El argumento se repite a cada paso: las instituciones electorales construidas en aquellos años no merecen la confianza pública porque fueron hechas para legitimar los fraudes; el servicio profesional de carrera que alguna vez se intentó poner en marcha no es confiable porque se hizo para sembrar enemigos de la transformación en curso; los sistemas de transparencia que se le arrancaron a los gobiernos anteriores son fútiles y onerosos; el sistema diseñado para atajar la corrupción es una trampa para cobijarla; las organizaciones sociales son aliadas de los conservadores; las universidades y las instituciones de investigación son prescindibles porque ayudaron a concebir las reformas previas al advenimiento de esta nueva época; todos los fideicomisos públicos fueron una fuente inagotable de corrupción; todos los intermediarios que defienden causas sociales específicas, lo hacen para conservar sus privilegios. La desconfianza es el leitmotiv del régimen.

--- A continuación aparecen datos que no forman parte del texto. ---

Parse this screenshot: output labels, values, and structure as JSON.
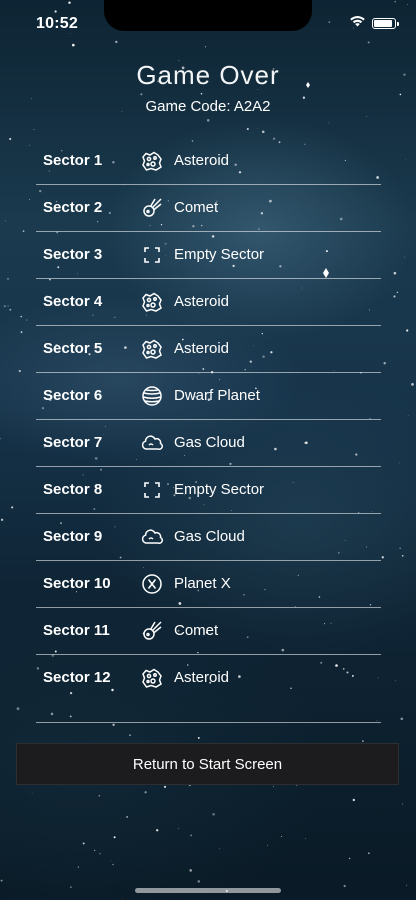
{
  "status_bar": {
    "time": "10:52",
    "battery_level": 0.95
  },
  "header": {
    "title": "Game Over",
    "game_code": "Game Code: A2A2"
  },
  "sectors": [
    {
      "sector": "Sector 1",
      "icon": "asteroid-icon",
      "result": "Asteroid"
    },
    {
      "sector": "Sector 2",
      "icon": "comet-icon",
      "result": "Comet"
    },
    {
      "sector": "Sector 3",
      "icon": "empty-sector-icon",
      "result": "Empty Sector"
    },
    {
      "sector": "Sector 4",
      "icon": "asteroid-icon",
      "result": "Asteroid"
    },
    {
      "sector": "Sector 5",
      "icon": "asteroid-icon",
      "result": "Asteroid"
    },
    {
      "sector": "Sector 6",
      "icon": "dwarf-planet-icon",
      "result": "Dwarf Planet"
    },
    {
      "sector": "Sector 7",
      "icon": "gas-cloud-icon",
      "result": "Gas Cloud"
    },
    {
      "sector": "Sector 8",
      "icon": "empty-sector-icon",
      "result": "Empty Sector"
    },
    {
      "sector": "Sector 9",
      "icon": "gas-cloud-icon",
      "result": "Gas Cloud"
    },
    {
      "sector": "Sector 10",
      "icon": "planet-x-icon",
      "result": "Planet X"
    },
    {
      "sector": "Sector 11",
      "icon": "comet-icon",
      "result": "Comet"
    },
    {
      "sector": "Sector 12",
      "icon": "asteroid-icon",
      "result": "Asteroid"
    }
  ],
  "actions": {
    "return_label": "Return to Start Screen"
  },
  "colors": {
    "button_bg": "#1c1c1e",
    "divider": "#ffffff",
    "text": "#ffffff"
  }
}
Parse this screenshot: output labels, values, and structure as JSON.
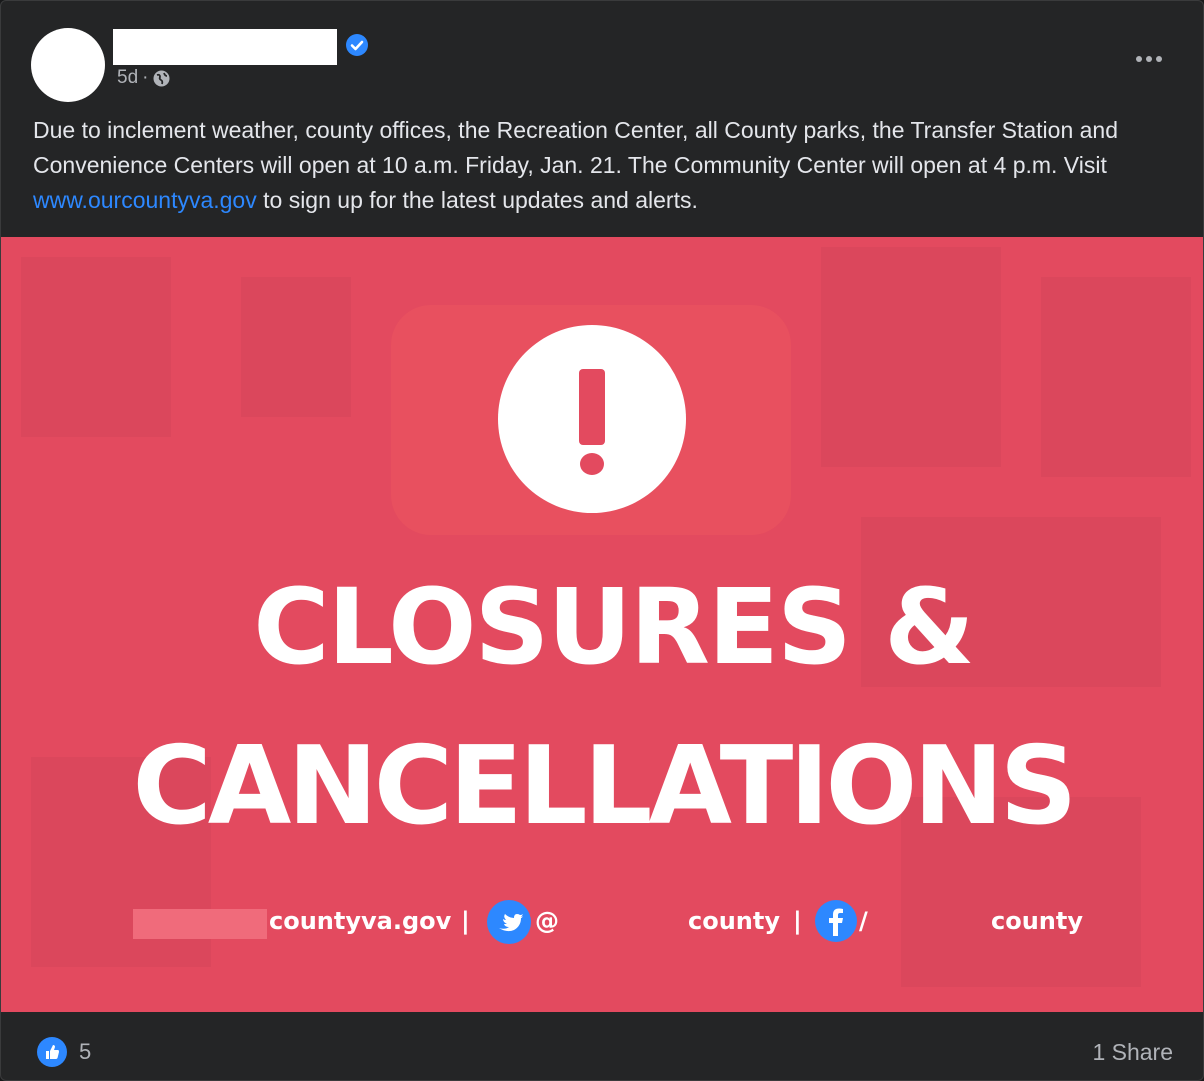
{
  "post": {
    "time": "5d",
    "separator": "·",
    "text_before_link": "Due to inclement weather, county offices, the Recreation Center, all County parks, the Transfer Station and Convenience Centers will open at 10 a.m. Friday, Jan. 21. The Community Center will open at 4 p.m. Visit ",
    "link_text": "www.ourcountyva.gov",
    "text_after_link": " to sign up for the latest updates and alerts."
  },
  "image": {
    "headline_line1": "CLOSURES &",
    "headline_line2": "CANCELLATIONS",
    "footer": {
      "website": "countyva.gov",
      "divider": "|",
      "twitter_prefix": "@",
      "twitter_suffix": "county",
      "facebook_prefix": "/",
      "facebook_suffix": "county"
    }
  },
  "footer": {
    "like_count": "5",
    "share_text": "1 Share"
  },
  "colors": {
    "banner_red": "#e34a5f",
    "link_blue": "#2d88ff",
    "background": "#242526"
  }
}
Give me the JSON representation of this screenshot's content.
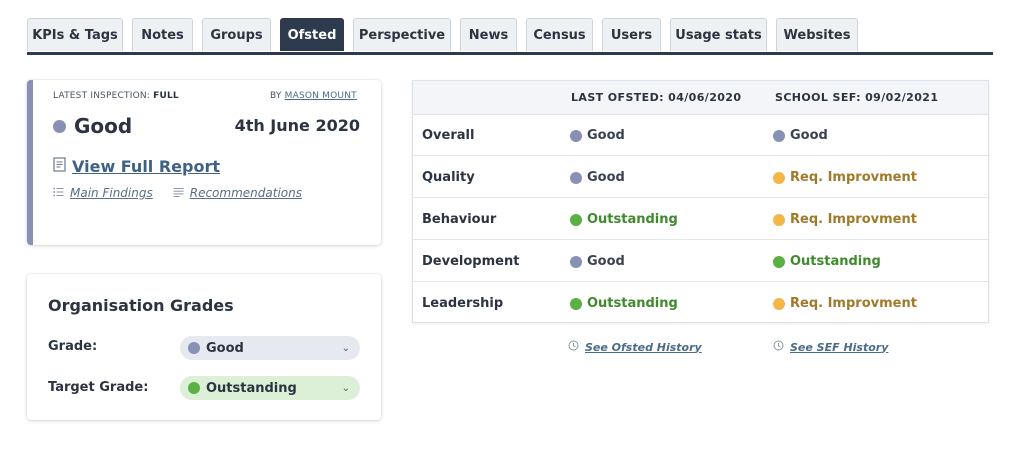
{
  "tabs": [
    "KPIs & Tags",
    "Notes",
    "Groups",
    "Ofsted",
    "Perspective",
    "News",
    "Census",
    "Users",
    "Usage stats",
    "Websites"
  ],
  "active_tab": "Ofsted",
  "inspection": {
    "latest_label": "LATEST INSPECTION:",
    "type": "FULL",
    "by_label": "BY",
    "inspector": "MASON MOUNT",
    "grade": "Good",
    "date": "4th June 2020",
    "report_link": "View Full Report",
    "main_findings": "Main Findings",
    "recommendations": "Recommendations"
  },
  "org": {
    "title": "Organisation Grades",
    "grade_label": "Grade:",
    "grade_value": "Good",
    "target_label": "Target Grade:",
    "target_value": "Outstanding"
  },
  "table": {
    "col_a": "LAST OFSTED: 04/06/2020",
    "col_b": "SCHOOL SEF: 09/02/2021",
    "rows": [
      {
        "label": "Overall",
        "a": "Good",
        "a_status": "grey",
        "b": "Good",
        "b_status": "grey"
      },
      {
        "label": "Quality",
        "a": "Good",
        "a_status": "grey",
        "b": "Req. Improvment",
        "b_status": "amber"
      },
      {
        "label": "Behaviour",
        "a": "Outstanding",
        "a_status": "green",
        "b": "Req. Improvment",
        "b_status": "amber"
      },
      {
        "label": "Development",
        "a": "Good",
        "a_status": "grey",
        "b": "Outstanding",
        "b_status": "green"
      },
      {
        "label": "Leadership",
        "a": "Outstanding",
        "a_status": "green",
        "b": "Req. Improvment",
        "b_status": "amber"
      }
    ]
  },
  "history": {
    "ofsted": "See Ofsted History",
    "sef": "See SEF History"
  },
  "colors": {
    "tab_active": "#2e3b4e",
    "good": "#8890b5",
    "outstanding": "#5bb044",
    "requires_improvement": "#f4b646"
  },
  "icons": [
    "report-icon",
    "list-icon",
    "text-lines-icon",
    "history-icon",
    "chevron-down-icon"
  ]
}
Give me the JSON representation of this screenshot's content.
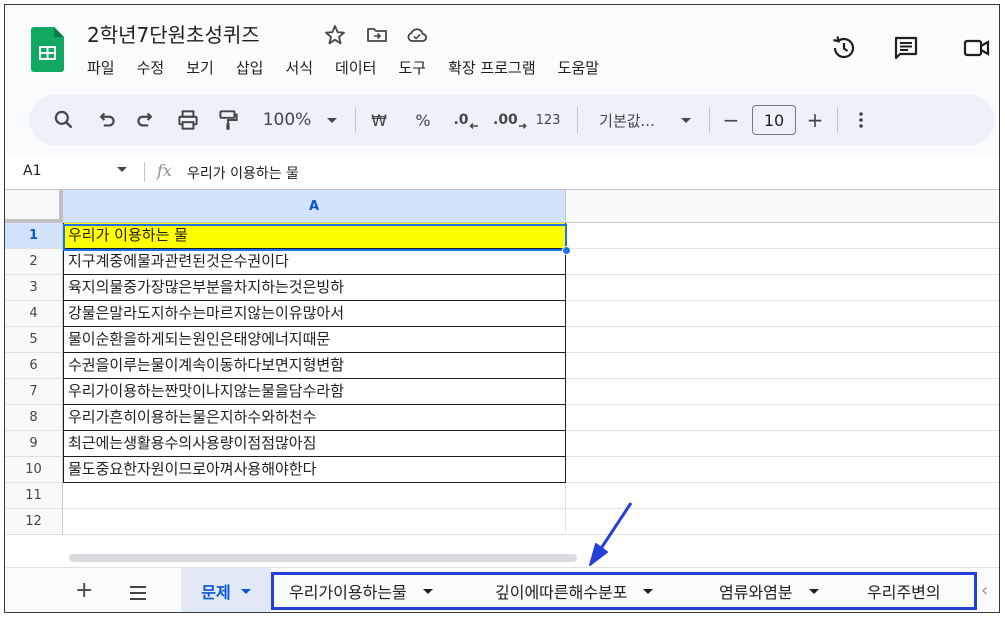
{
  "document": {
    "title": "2학년7단원초성퀴즈"
  },
  "menu": [
    "파일",
    "수정",
    "보기",
    "삽입",
    "서식",
    "데이터",
    "도구",
    "확장 프로그램",
    "도움말"
  ],
  "toolbar": {
    "zoom": "100%",
    "currency": "₩",
    "percent": "%",
    "decimal_decrease": ".0",
    "decimal_increase": ".00",
    "number_format": "123",
    "font": "기본값...",
    "font_size": "10",
    "minus": "−",
    "plus": "+"
  },
  "formula_bar": {
    "name_box": "A1",
    "fx": "fx",
    "content": "우리가 이용하는 물"
  },
  "grid": {
    "column_header": "A",
    "rows": [
      {
        "num": "1",
        "text": "우리가 이용하는 물"
      },
      {
        "num": "2",
        "text": "지구계중에물과관련된것은수권이다"
      },
      {
        "num": "3",
        "text": "육지의물중가장많은부분을차지하는것은빙하"
      },
      {
        "num": "4",
        "text": "강물은말라도지하수는마르지않는이유많아서"
      },
      {
        "num": "5",
        "text": "물이순환을하게되는원인은태양에너지때문"
      },
      {
        "num": "6",
        "text": "수권을이루는물이계속이동하다보면지형변함"
      },
      {
        "num": "7",
        "text": "우리가이용하는짠맛이나지않는물을담수라함"
      },
      {
        "num": "8",
        "text": "우리가흔히이용하는물은지하수와하천수"
      },
      {
        "num": "9",
        "text": "최근에는생활용수의사용량이점점많아짐"
      },
      {
        "num": "10",
        "text": "물도중요한자원이므로아껴사용해야한다"
      },
      {
        "num": "11",
        "text": ""
      },
      {
        "num": "12",
        "text": ""
      }
    ]
  },
  "sheets": {
    "add": "+",
    "active": "문제",
    "tabs": [
      "우리가이용하는물",
      "깊이에따른해수분포",
      "염류와염분",
      "우리주변의"
    ],
    "scroll_left": "‹"
  },
  "colors": {
    "accent": "#0b57d0",
    "highlight_cell": "#ffff00",
    "annotation": "#2440d8"
  }
}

Sabe que lo respalda el resentimiento social acumulado por la desigualdad, por los abusos de una élite voraz y por las violencias de toda índole que hemos padecido. Así que se ha propuesto encarnar y potenciar, a un tiempo, el motor rotundo de esa desconfianza. Y mientras ese argumento siga dando frutos, la espiral seguirá arraigándose como doctrina: la feria se convirtió en gobierno.